Question:
Java.net. ServerSocket. accept () will listen to the specified port for some requests and create a socket.
But some question bewilder me.
There is a code:
ServerSocket serverSocket = new ServerSocket(listenPort); // Create a server socket to listen to the sepcified port. while(true) { // Keep listening without break. Socket incomingConnection = serverSocket.accept(); handleConnection(incomingConnection); // Handle the request with multi thread. } } catch (BindException e) { System.out.println("Unable to bind to port " + listenPort); } catch (IOException e) { System.out.println("Unable to instantiate a ServerSocket on port: " + listenPort); }
The while {} block make the ServerSocket keep listening every time. If there is a request, the accept () method will create a socket and will not be block until a connection is made.
But, if there are more than one request at the same time? What will the accept () method process? Will it create sockets for each request at the same time?
Answer:> But, if there are more than one request at the same
> Time?
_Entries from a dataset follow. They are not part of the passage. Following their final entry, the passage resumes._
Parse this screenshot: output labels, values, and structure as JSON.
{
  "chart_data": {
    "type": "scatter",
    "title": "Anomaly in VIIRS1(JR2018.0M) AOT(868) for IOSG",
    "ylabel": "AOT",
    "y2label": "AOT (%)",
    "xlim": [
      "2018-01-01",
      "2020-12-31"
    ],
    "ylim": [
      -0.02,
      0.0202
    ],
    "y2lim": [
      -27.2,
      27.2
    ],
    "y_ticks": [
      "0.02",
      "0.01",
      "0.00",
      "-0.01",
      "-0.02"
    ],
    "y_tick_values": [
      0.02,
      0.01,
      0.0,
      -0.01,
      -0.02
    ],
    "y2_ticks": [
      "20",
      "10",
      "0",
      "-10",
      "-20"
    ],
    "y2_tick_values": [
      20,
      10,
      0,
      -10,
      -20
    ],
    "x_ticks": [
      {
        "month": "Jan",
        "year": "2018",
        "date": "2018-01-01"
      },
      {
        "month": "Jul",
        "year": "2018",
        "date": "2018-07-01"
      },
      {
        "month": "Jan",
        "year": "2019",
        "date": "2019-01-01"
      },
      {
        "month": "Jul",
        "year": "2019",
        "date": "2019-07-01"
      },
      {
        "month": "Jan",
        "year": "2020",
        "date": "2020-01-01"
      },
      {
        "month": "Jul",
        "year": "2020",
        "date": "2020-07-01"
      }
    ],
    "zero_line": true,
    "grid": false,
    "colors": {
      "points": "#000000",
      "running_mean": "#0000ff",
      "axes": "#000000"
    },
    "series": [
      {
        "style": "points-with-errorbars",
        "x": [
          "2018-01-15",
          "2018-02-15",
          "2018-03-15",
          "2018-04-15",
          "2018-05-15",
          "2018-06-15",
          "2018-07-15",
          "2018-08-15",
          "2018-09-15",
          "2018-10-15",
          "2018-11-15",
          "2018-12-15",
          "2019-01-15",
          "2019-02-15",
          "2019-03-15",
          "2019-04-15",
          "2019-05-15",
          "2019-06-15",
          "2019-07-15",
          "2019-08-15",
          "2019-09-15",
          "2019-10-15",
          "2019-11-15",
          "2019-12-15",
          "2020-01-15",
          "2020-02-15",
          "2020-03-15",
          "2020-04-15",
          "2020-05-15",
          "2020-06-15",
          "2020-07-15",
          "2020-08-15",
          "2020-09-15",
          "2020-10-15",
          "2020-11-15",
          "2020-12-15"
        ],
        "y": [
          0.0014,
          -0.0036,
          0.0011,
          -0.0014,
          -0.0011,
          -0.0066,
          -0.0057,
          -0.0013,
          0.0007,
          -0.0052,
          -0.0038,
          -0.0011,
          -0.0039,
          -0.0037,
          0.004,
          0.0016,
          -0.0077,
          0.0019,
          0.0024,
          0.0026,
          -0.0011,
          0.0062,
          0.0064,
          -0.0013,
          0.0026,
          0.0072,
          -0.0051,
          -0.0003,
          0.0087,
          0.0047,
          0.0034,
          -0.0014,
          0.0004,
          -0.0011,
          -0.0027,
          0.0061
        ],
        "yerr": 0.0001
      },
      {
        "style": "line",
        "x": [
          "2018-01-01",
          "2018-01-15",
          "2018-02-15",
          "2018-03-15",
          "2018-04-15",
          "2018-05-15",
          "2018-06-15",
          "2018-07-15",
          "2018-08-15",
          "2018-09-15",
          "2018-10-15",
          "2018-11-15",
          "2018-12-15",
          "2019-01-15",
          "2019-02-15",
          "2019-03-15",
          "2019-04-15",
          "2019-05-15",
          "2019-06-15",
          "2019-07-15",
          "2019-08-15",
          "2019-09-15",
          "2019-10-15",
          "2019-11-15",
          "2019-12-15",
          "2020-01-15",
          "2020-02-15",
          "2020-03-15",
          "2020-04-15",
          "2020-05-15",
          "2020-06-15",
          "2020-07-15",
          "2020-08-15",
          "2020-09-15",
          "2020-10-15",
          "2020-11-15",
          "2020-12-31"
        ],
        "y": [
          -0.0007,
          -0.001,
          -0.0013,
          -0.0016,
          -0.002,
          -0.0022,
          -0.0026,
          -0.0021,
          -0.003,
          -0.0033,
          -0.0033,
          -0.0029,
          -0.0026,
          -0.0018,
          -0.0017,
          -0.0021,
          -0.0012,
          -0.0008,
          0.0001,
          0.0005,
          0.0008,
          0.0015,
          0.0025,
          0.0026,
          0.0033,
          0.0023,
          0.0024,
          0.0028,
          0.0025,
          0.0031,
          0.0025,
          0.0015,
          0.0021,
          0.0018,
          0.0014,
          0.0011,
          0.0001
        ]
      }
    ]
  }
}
What will the accept () method process?
Two network packets don't arrive at the same time on the network card, so there can't be exactly simultaneous connections. (Well, OK, unless you have two network cards and two CPUs ...)
If there are two requests very close to each other, accept () returns one, then the other on the next call.
Accept () will queue requests upto some limit-google for "TCP connection backlog ". there is also some backlog stuff in ServerSocket, look at the API. usually you don't need to worry about it, the default backlog is fine.
And, as PL says, immediately after accept () returns, fire off a new thread to handle the request. that way your accepting thread can get right back into calling accept (). then the backlog won't overflow-your CPU is much faster doing accept () than the network card is at creating ing new connections.